Review confidence distribution
When the sweep completes, the Command Center displays a confidence distribution chart. Each reconciled account receives a confidence score:
- High confidence (green): Cortex matched all items or the balance ties with no exceptions. These accounts are ready for quick review.
- Medium confidence (amber): Cortex found minor discrepancies or partial matches. These need a closer look.
- Low confidence (red): significant variances, unmatched transactions, or missing data. Prioritize these in your review.
The distribution gives you an instant sense of where to spend your time. On a clean close, most accounts land in the high-confidence band.

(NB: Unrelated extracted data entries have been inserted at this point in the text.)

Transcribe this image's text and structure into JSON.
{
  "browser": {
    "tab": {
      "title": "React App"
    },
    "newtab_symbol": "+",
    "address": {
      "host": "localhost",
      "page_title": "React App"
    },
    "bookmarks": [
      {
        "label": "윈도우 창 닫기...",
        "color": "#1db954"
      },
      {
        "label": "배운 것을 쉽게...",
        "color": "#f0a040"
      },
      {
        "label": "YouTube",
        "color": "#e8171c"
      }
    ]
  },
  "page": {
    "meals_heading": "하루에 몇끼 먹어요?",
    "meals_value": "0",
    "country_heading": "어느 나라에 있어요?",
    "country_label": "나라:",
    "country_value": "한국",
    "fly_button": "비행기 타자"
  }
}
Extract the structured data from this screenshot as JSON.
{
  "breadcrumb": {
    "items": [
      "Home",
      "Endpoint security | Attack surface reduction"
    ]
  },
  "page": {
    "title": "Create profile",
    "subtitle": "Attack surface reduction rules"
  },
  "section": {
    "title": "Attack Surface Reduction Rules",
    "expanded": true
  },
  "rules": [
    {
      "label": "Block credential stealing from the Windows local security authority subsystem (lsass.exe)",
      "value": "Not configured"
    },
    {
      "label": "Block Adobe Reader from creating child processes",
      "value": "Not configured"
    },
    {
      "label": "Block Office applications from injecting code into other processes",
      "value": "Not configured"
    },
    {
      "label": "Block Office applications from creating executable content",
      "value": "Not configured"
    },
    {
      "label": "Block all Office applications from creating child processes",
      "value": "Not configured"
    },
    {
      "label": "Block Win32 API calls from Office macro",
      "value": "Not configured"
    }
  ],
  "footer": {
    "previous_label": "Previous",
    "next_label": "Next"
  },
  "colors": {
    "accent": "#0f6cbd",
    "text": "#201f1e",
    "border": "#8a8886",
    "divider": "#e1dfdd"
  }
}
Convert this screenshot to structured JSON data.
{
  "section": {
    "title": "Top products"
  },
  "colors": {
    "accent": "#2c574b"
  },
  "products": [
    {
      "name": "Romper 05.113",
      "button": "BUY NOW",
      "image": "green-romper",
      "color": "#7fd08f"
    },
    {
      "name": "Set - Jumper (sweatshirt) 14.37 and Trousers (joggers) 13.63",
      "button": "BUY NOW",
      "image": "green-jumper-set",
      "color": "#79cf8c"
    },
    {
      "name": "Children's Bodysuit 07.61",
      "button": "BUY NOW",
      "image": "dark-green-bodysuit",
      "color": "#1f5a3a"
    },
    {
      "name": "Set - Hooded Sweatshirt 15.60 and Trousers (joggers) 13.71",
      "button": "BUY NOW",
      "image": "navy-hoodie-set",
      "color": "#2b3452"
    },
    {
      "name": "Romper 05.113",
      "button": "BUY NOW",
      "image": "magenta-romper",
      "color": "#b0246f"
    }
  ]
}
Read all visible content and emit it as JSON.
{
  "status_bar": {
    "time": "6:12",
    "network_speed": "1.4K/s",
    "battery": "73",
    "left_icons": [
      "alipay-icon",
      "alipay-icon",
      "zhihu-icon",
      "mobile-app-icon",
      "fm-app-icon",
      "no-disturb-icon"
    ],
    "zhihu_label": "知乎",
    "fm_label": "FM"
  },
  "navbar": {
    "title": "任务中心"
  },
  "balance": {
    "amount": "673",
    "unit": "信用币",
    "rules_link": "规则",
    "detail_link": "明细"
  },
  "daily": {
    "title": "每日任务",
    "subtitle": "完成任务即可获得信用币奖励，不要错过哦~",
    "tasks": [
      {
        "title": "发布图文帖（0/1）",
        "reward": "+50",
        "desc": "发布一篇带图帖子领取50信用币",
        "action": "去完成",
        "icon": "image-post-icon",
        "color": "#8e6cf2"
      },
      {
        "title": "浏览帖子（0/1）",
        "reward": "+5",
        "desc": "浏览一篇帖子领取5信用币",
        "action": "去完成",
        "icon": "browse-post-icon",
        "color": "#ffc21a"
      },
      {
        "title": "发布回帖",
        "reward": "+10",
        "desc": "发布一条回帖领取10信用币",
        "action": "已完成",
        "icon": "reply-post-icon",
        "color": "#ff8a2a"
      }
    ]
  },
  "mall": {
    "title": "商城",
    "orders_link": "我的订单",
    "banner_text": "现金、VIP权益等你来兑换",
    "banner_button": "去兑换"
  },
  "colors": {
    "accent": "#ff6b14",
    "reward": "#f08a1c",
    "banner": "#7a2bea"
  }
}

Step 5: Review and approve
Navigate to Reconciliation → Worklist. The worklist shows all reconciliations assigned to you, sorted by confidence score (lowest first) so you address problem areas before routine confirmations.
Review Cortex findings
Open a reconciliation to see what Cortex found. Depending on the format, you will see matched transactions, variance analysis, outstanding items, or balance comparisons. Each finding includes the source data and Cortex's reasoning.
For a bank reconciliation, Cortex shows you which transactions matched between the GL and bank statement, which items are outstanding (deposits in transit, outstanding checks), and any unmatched items that need investigation.
Confirm or dismiss items
Work through the findings. For each item, you can:
- Confirm: accept Cortex's match or finding. The item is marked as reconciled.
- Dismiss: reject a match if Cortex paired the wrong transactions. You can then manually match the correct items.
- Add a note: attach an explanation for auditors. Notes persist across periods for recurring items.
- Attach documentation: upload supporting files (bank confirmations, vendor statements, journal entry approvals) directly to the reconciliation.
Submit for review
Once you have reviewed all items and the reconciliation is complete, click Submit for Review. This moves the reconciliation to the reviewer's worklist with a notification. The reviewer can approve, request changes, or add their own notes.
When the reviewer approves, the reconciliation is locked for the period. Any subsequent changes create a new version with a full audit trail. Your first reconciliation is complete.
What happens next
With your first reconciliation finished, the pattern is established. In subsequent periods, Cortex runs sweeps automatically on your configured schedule, learns from your confirm and dismiss decisions to improve future matching accuracy, and surfaces only the items that genuinely need your attention. Most teams see a 60–70% reduction in manual review time by the third close cycle.